Action by the Securities and Exchange Board of India. On January 31, 2011, the Securities and Exchange Board of India (“SEBI”) concluded that HMIT violated certain of SEBI’s rules as they related to disclosures made by HMIT in a press release dated May 11, 2005, which was sent to the Indian stock exchanges on May 12, 2005, regarding the acquisition of the company vMoksha. SEBI concluded that the press release contained misstatements and withheld price sensitive information from investors who were thereby misled. SEBI imposed a monetary penalty on HMIT of approximately $41,000. HMIT appealed the decision before the Securities Appellate Tribunal (Mumbai). On November 16, 2011, the Securities Appellate Tribunal determined that the press release did not contain misstatements but confirmed that price sensitive information was withheld.
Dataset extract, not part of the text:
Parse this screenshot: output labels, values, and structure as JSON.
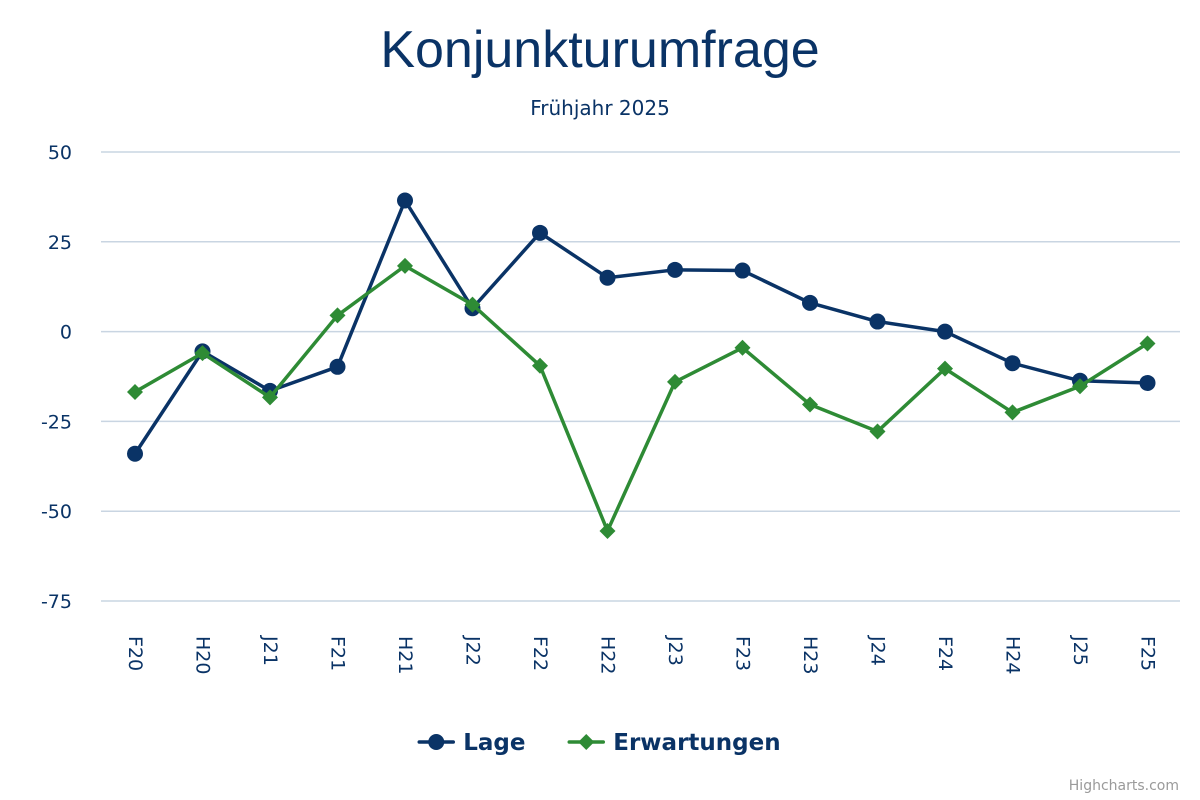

Based on its findings, the Securities Appellate Tribunal reduced the penalty from approximately $41,000 to approximately $25,000.

 

 
 

 

 

Section 4(d)

 

Use of Proceeds

 

The Company shall use the proceeds to pay (i) $5,000,000 in cash to MoviePass, Inc. upon signing of the MoviePass SPA in exchange for a convertible note of MoviePass; and (ii) up to $10,000,000 to MoviePass pursuant to a subordinated convertible promissory note to be issued by the Company to MoviePass, Inc. upon the closing of the transactions contemplated by the MoviePass SPA, in accordance with the terms thereof.

 

 
 

 

 

Section 7(a)(xxiii)

 

Principal Stockholders

 

(1) Theodore Farnsworth, an individual; (2) Helios & Matheson Information Technology, Ltd, an Indian corporation, and (3) its wholly-owned subsidiary, Helios & Matheson Inc., a Delaware corporation.